Амир мог играть с ним в шахматы, собирать книги и смеяться шутке какого-то мужчины, сидевшего от него по левую руку. Кадер — поэт каких мало, Луджин — рубаха-парень, мечтающий о своей невесте, даже лекарь Фархад беспокоился о том, чтобы у Аленького цветочка не осталось шрамов от когтей пантерыша… Но это здесь! А там — во всем остальном мире, мире вне клана, — Амир становится Черным Мансуром, добрый и чуткий Сахар тщательно отбирает и сортирует яды, и даже блаженный Тарик скорее сдохнет, вцепившись в глотку врага, чем проведет кого-нибудь тайными тропами в горах…
Это Мансура, где даже на пиру ножны не сияют драгоценными камнями, — а Амани пиров видел достаточно, даже рукоять из цельного изумруда видел! Глаза юноши ловили казалось бы совсем незначительные детали, но кусочек за кусочком — мозаика вставала на свое место, и перед ним разворачивалось панорамное полотно.

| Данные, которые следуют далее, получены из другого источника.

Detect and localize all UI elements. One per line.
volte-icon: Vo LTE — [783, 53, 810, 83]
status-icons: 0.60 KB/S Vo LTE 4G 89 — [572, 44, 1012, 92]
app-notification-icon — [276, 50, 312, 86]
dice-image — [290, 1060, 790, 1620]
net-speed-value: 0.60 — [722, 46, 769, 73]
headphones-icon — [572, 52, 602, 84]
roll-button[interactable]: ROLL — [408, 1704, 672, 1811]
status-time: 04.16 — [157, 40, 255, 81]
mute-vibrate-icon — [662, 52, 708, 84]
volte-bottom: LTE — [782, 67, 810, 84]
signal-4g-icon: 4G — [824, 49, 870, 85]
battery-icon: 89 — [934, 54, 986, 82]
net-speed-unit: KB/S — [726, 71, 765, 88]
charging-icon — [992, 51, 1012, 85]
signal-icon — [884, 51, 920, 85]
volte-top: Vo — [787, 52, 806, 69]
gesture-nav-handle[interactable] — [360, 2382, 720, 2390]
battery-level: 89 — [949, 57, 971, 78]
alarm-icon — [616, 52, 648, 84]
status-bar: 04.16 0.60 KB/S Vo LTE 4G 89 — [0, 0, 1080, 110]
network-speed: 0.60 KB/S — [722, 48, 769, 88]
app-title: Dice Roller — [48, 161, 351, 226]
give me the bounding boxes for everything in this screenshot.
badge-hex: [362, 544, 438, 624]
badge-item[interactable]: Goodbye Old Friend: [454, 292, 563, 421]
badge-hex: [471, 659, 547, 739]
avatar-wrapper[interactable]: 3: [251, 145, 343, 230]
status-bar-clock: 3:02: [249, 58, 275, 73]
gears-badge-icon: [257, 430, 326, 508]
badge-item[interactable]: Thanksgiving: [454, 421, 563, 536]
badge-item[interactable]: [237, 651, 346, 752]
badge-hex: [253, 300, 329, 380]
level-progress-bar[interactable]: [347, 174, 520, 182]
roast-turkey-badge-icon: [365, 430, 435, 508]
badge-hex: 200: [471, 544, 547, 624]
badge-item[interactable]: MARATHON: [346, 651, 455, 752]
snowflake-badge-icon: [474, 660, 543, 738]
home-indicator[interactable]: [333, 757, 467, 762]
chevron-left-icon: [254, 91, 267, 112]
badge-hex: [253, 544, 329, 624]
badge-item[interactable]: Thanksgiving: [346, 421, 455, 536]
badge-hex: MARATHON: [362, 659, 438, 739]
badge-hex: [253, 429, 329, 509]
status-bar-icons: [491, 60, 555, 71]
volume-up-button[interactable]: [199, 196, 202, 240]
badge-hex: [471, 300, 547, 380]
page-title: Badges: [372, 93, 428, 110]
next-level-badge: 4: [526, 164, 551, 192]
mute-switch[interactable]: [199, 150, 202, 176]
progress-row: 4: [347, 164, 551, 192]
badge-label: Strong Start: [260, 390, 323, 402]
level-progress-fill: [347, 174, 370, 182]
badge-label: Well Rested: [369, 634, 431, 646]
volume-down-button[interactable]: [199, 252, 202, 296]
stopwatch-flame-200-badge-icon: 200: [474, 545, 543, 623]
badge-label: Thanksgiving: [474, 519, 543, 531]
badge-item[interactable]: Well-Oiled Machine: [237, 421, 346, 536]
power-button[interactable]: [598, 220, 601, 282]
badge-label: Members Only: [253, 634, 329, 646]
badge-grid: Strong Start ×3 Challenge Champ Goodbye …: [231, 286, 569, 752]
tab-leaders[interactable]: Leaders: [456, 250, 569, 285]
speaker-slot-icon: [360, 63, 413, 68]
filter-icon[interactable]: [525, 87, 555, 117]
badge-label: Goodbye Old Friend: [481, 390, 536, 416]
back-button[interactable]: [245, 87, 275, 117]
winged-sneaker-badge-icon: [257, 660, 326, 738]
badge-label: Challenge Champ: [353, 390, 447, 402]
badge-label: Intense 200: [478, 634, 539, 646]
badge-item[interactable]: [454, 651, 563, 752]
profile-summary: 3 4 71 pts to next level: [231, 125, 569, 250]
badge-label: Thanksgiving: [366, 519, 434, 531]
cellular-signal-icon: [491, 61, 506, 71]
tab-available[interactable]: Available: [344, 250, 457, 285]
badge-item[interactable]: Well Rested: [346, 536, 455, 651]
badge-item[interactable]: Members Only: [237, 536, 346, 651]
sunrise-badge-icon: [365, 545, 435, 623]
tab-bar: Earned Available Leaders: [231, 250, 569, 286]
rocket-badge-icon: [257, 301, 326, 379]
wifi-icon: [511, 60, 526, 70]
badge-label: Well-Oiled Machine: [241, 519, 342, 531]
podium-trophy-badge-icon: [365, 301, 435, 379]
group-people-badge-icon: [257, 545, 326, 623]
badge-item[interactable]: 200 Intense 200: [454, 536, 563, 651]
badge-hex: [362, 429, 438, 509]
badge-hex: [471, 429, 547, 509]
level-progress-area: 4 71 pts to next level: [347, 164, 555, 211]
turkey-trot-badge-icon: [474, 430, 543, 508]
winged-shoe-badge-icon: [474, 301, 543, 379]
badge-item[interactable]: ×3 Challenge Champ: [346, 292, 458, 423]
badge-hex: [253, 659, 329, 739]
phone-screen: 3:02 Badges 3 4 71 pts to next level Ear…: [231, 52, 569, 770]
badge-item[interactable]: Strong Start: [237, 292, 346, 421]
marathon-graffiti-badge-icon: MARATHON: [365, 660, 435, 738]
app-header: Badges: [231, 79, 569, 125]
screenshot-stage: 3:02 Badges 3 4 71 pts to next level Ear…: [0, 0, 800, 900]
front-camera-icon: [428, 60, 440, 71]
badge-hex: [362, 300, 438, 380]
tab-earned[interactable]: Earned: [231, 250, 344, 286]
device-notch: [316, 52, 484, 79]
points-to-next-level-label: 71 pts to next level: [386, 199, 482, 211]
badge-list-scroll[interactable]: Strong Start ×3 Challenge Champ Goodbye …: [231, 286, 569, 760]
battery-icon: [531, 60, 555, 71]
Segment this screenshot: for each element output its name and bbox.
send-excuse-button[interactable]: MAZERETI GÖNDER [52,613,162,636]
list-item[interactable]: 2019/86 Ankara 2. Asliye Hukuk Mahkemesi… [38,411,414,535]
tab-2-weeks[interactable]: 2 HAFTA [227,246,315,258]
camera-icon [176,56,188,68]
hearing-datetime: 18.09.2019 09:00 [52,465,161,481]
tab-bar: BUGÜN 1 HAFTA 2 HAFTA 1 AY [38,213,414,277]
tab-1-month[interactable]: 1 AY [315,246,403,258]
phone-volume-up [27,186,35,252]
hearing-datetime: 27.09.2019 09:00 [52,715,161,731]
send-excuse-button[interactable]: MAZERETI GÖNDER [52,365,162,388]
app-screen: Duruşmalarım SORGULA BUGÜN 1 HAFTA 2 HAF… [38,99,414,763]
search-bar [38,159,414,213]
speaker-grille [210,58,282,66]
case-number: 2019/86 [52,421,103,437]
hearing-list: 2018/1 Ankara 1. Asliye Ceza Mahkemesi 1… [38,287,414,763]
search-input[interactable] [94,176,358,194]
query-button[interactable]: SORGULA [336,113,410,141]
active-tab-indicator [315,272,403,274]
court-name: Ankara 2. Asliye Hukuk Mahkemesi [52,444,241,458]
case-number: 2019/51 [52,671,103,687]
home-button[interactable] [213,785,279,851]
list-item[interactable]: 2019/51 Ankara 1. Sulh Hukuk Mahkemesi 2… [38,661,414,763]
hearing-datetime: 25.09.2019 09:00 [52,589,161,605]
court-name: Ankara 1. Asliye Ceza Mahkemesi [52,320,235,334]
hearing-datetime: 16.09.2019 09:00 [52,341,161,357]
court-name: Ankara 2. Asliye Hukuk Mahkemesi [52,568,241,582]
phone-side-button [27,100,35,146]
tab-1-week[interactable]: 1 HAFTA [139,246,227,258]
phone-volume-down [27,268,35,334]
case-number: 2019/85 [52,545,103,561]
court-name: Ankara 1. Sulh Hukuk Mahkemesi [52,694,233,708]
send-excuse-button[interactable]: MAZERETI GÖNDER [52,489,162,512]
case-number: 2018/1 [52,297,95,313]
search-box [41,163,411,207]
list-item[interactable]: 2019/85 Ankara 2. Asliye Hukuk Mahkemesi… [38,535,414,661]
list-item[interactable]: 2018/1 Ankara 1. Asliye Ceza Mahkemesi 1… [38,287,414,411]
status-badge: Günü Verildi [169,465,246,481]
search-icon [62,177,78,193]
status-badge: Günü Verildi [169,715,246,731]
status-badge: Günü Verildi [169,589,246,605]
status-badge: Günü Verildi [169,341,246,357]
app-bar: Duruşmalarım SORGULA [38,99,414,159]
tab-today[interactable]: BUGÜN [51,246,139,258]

И вот теперь было самое время повторить вопрос нынешнего господина: по нраву ли тебе? Ответ — не стоил даже упоминания, и единственное, что сделал Аман, выступая из мрака — сорвал с безупречно собранных волос чеканную заколку!
…Так мог бы улыбаться ифрит, погружаясь в родное пламя! Тонкий, черный, — как клинок наивысшего качества, — лишь буря волос колеблется ветром, чуть стянутая у лба золотым шнурком, и отблески огня танцуют в черных очах…
— Ты запоздал, — в ту же секунду потянуло горьким кофейным ароматом. Амир поднялся, протягивая руку, и все стихло. — Звезды уже взошли и лишь твоей не доставало!
— Я был здесь, — ясно отозвался юноша, медленно спускаясь на встречу. Сошествуя… Улыбка его — дохнула жаром кипящей магмы.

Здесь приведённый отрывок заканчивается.